There’s a lot of uncertainty in the nonprofit world these days. There are more organizations vying for donor loyalty across an increasing number of channels. The expectations of today’s donors has changed and there’s an intense scrutiny on how every dollar is spent. Those are the “rules of the game” and they’ve left a lot of organizations uncertain about the future.
Yet that uncertainty is also why it’s an incredibly exciting time to be in the nonprofit space. All of the challenges listed above are creating an equal number of opportunities—to connect with donors in new ways; to embrace innovations that can help us work smarter; to achieve unprecedented results.
Ultimately, that’s what challenges and limitations do—they lead to new ways of thinking, new ideas, and new solutions. They lead to opportunities.
Finding Smarter Ways to Accomplish Shared Goals
Here’s an example for you: Let’s say three people are tasked with digging a hole a hundred miles deep. Each person is only given a single shovel.
- The first person gets right to work and just keeps digging and digging and digging. He makes a lot of progress, but that progress slows over time as his energy depletes.
- The second person starts digging the same way, but soon develops another method. She repositions the shovel to get a better angle, alternates hands, and takes regular breaks. Eventually the second person’s progress exceeds the first—despite the fact that the first person is working harder.
- The third person looks at the problem, breaks the shovel into pieces, and creates a machine to automate the digging progress.

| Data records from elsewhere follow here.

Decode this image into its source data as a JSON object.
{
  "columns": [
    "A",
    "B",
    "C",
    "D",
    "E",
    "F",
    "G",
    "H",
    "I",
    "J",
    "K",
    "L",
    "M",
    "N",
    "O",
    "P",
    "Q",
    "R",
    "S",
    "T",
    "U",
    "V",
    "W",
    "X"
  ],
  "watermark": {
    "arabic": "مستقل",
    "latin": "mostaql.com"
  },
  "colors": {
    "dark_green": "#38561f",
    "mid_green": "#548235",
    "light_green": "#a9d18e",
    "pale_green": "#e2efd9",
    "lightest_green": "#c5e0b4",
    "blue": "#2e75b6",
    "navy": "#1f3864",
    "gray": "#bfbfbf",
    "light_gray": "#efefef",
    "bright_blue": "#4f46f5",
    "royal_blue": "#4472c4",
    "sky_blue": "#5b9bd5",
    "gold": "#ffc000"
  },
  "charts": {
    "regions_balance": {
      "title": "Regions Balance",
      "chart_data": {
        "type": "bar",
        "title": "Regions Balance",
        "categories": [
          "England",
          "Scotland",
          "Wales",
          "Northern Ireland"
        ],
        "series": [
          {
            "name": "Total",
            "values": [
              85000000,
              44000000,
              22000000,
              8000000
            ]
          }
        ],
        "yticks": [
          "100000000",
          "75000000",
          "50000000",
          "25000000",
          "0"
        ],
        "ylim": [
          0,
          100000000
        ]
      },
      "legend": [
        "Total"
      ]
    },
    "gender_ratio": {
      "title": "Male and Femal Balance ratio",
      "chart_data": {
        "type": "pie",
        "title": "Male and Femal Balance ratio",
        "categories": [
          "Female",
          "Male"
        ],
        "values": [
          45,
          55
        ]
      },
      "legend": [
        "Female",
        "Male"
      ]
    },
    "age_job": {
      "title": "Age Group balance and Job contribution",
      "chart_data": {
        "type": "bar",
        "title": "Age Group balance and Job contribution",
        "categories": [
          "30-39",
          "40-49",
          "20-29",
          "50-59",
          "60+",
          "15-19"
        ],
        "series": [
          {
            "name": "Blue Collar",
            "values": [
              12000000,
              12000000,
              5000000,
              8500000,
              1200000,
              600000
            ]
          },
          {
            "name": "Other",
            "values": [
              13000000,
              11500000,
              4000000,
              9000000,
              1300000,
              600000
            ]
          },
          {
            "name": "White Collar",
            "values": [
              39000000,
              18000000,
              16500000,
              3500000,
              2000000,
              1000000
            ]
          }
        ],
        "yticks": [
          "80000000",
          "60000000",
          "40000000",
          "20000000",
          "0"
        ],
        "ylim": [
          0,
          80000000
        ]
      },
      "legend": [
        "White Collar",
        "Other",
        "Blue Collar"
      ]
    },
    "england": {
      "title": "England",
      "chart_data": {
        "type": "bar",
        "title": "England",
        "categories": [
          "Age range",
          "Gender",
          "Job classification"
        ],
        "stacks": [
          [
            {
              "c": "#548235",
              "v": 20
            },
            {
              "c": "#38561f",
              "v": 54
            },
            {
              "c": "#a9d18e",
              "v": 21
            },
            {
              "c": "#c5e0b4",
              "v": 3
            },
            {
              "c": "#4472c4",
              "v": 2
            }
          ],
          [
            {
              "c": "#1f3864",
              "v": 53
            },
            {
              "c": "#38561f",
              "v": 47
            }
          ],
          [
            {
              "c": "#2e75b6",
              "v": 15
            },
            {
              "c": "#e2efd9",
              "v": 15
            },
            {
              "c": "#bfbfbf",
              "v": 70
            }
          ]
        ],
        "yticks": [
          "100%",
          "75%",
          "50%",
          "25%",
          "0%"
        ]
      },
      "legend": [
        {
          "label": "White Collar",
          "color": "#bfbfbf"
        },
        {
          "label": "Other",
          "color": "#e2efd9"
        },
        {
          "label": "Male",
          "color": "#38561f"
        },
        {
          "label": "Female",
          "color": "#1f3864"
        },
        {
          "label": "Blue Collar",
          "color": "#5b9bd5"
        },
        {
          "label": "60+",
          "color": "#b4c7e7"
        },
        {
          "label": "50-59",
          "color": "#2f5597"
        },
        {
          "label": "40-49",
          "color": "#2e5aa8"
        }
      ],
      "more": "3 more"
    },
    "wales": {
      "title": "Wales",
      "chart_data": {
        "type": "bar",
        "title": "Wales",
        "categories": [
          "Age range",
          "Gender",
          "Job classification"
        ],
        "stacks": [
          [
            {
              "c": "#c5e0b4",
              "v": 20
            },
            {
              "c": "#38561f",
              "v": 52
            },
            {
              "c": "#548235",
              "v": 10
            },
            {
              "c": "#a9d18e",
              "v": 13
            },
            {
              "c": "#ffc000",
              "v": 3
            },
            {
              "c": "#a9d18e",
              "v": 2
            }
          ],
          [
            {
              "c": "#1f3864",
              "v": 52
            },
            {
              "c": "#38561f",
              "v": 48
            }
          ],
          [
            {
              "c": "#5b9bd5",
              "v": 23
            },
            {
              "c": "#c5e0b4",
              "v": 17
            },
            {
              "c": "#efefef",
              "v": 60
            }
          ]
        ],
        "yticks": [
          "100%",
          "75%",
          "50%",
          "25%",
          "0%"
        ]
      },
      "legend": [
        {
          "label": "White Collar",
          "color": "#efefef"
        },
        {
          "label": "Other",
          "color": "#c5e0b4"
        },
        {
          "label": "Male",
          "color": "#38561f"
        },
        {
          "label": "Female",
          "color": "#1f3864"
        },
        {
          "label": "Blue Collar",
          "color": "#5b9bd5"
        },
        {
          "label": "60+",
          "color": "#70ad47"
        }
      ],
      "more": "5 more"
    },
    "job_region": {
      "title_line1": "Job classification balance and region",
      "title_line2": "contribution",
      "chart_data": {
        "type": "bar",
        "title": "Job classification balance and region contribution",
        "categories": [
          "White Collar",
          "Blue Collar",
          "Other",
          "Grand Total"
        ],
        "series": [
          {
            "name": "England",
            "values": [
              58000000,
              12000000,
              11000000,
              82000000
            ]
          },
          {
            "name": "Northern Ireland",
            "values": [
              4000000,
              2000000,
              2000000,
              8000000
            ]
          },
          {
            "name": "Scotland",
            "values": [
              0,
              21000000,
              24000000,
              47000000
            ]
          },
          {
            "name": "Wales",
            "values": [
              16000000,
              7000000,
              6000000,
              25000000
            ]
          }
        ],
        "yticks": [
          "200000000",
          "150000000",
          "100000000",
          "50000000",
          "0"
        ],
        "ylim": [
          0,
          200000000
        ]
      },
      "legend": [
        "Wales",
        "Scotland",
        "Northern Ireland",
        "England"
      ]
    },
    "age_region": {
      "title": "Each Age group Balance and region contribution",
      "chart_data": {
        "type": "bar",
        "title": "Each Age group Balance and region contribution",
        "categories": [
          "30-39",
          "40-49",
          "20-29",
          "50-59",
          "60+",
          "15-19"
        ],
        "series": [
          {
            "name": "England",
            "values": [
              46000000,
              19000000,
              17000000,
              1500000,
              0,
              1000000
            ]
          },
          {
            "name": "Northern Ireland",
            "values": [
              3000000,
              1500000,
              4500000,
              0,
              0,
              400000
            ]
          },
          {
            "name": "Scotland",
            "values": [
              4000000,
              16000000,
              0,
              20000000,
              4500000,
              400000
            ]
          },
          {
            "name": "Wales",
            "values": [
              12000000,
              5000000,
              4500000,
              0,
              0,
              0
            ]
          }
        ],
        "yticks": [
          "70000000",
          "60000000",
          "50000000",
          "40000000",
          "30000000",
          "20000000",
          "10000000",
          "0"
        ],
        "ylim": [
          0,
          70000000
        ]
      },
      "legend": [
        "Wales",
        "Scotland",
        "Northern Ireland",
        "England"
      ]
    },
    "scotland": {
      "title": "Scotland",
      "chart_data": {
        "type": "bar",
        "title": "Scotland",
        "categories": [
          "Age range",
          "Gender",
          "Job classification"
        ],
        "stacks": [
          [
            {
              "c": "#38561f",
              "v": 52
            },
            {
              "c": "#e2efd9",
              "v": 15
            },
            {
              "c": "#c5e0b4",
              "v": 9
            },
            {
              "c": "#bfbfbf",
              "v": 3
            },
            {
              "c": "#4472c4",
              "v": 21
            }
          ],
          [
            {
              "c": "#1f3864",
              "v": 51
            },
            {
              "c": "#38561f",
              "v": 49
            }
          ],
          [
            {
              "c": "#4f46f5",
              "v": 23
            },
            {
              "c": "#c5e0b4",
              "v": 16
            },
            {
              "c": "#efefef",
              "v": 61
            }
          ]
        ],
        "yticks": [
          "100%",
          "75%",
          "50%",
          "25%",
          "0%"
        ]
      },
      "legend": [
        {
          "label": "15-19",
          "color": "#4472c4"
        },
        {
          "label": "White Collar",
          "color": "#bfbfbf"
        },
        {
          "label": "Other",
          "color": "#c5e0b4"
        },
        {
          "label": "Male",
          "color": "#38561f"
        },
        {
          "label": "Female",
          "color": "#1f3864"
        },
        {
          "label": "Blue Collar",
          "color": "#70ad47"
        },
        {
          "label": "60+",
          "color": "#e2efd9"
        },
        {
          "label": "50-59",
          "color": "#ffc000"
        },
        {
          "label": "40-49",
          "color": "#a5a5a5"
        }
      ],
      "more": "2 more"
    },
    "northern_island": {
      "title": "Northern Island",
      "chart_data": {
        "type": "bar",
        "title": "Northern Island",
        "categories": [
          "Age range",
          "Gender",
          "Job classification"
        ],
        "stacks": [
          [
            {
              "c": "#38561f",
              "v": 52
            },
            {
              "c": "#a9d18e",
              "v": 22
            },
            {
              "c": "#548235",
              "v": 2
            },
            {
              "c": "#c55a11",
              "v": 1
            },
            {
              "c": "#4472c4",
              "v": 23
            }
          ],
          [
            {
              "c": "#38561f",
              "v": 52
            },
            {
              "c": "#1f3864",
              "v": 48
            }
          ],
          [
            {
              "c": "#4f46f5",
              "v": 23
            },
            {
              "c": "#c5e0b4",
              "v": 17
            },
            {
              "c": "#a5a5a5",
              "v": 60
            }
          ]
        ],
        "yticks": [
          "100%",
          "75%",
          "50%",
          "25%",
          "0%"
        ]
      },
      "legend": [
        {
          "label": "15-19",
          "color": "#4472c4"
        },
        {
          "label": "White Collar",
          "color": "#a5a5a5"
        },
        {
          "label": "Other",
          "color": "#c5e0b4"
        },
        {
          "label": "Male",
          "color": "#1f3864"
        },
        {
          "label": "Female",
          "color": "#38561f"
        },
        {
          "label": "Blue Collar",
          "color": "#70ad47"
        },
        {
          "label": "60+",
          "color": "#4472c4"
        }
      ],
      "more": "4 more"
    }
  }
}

This takes time and the third person falls way behind the others. But once the machine is activated, he quickly moves past the other two while expending far less energy.
This may seem overly simplistic, but it also perfectly illustrates the evolution of problem solving. There’s always a better way out there. It’s just a matter of identifying it. The same thing holds true for the nonprofit world.
Are You Ready to Step Up to the Plate and Take a New Approach?
We all have limited resources (time and talent) and face other challenges that keep us from being as innovative as we might want to be. Rather than trying to fight against these limitations, you need to figure out a way to work within the rules of the game.
I once heard someone say: “Anyone can do more with more. Good leaders can do more with the same. But it takes exceptional leaders to do more with less.”
In the new reality nonprofits are facing, exceptional fundraising leaders need to figure out how to “do more with less.” That may not be quite as daunting as it sounds. It simply means embracing new ideas and solutions that can help your organization work smarter, not harder, and continually asking the question:
How can you take the challenges and limitations facing your organization and turn them into opportunities?